This calendar of saints is drawn from several denominations, sects, and traditions. Although it will no longer be updated daily, the index on the right will guide visitors to a saint celebrated on any day they choose. Additional saints will be added as they present themselves to Major.

Tuesday, October 18, 2011

October 18 -- Feast of Saint Justus of Beauvais

It's tough to share your feast with a Big Dog, especially one as big as Luke the Physician.  It's not as bad as having your birthday fall on Christmas, but there is a similar overshadowing effect.  All the usual sources write about Luke, and the lists don't offer a lot of other choices.  I tried, for example, to look up Kevoca, but I found there was more written about an identically-named character in an on-line Lord of the Rings role-playing game than there was about the Scottish saint, whose feast may actually be in March anyway.  There's Saint Brothen, whose name is both bro-licious and bro-dacious, but nothing else is known about him.  There are two Gwens and a Gwenoline, but that's better grist for an angsty alt-rock song than a blog post. 

But then there's poor little Saint Justus, on his way to Amiens to ransom a relative.  The persecutions are on, but apparently folks with enough money can get a Christian sprung from the prisons before it's feeding time at the arena.  Justus is a mere nine years old, but that doesn't prevent the fear-stricken locals from denouncing him as a sorcerer and a Christian when he arrives with his dad.  The sorcery charge doesn't stick, but that hardly matters because Christianity is a capital crime at the beginning of the fourth century. 
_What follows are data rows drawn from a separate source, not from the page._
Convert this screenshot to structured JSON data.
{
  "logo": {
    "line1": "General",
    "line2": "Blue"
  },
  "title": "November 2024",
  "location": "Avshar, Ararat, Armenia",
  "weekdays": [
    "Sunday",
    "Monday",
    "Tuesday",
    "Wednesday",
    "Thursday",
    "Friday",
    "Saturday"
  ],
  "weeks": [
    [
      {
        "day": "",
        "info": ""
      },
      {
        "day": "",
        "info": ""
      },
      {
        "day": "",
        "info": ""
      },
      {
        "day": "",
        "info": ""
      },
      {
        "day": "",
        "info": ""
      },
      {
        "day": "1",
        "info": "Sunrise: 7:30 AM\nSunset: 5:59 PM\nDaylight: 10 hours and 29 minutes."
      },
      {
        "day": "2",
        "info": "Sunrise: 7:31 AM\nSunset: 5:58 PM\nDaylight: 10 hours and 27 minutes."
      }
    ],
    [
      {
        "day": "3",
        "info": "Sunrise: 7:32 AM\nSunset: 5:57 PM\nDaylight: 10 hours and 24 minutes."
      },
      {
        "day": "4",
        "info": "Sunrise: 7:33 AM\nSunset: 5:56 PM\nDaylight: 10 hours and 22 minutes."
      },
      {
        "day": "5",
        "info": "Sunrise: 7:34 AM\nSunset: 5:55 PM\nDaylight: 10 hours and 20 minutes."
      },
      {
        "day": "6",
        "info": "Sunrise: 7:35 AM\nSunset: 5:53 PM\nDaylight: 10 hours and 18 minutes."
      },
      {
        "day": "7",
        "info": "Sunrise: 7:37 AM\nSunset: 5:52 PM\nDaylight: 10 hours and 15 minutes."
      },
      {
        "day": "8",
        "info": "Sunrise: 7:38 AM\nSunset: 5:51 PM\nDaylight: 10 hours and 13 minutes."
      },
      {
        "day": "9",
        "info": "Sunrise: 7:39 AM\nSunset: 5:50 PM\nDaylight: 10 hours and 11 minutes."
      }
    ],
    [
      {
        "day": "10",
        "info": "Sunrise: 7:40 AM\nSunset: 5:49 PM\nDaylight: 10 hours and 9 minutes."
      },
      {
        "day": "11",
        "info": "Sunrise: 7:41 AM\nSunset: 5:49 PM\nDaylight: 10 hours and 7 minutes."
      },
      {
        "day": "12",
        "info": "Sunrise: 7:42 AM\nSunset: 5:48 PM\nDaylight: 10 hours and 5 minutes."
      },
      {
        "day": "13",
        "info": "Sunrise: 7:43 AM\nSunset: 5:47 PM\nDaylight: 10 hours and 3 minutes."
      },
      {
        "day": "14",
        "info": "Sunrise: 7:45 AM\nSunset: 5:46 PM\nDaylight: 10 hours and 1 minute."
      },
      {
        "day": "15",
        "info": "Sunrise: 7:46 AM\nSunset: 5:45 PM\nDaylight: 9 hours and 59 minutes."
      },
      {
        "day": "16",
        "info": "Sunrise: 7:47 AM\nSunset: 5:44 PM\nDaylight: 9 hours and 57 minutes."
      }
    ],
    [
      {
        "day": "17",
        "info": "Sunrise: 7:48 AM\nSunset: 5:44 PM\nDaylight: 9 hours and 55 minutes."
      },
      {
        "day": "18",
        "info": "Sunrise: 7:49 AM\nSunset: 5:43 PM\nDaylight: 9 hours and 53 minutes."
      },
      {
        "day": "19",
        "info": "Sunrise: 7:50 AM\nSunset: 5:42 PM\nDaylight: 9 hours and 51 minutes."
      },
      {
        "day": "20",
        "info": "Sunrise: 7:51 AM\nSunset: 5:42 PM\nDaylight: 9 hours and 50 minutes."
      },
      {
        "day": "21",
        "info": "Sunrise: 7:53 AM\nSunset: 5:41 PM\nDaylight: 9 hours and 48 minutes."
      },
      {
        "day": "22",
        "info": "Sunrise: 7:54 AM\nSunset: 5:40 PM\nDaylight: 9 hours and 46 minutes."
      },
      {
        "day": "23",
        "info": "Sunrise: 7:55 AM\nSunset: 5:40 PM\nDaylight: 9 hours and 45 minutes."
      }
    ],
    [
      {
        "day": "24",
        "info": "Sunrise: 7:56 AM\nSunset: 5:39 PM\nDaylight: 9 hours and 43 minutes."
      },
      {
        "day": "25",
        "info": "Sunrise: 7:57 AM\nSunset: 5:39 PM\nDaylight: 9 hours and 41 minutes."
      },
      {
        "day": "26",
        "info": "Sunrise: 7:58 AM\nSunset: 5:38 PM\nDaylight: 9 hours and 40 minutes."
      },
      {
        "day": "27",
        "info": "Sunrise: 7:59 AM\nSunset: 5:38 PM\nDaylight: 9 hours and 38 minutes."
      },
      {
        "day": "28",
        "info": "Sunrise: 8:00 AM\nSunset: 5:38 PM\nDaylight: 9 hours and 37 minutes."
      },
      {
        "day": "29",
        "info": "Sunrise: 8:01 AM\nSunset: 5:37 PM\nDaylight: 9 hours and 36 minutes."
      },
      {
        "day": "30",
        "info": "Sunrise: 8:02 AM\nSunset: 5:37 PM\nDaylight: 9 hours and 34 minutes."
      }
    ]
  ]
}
And here's the part I love best.  Cephalophore!  Little Saint Justus' bloody trunk bends down and picks up his pale little head.  The head then begins exhorting the locals -- or at least those who didn't run away screaming or could still hear him over the noise of the others vomiting in revulsion -- to save themselves by accepting baptism.  Some do; others accept the event as evidence that he was a sorcerer after all.  Faith is like that, I guess.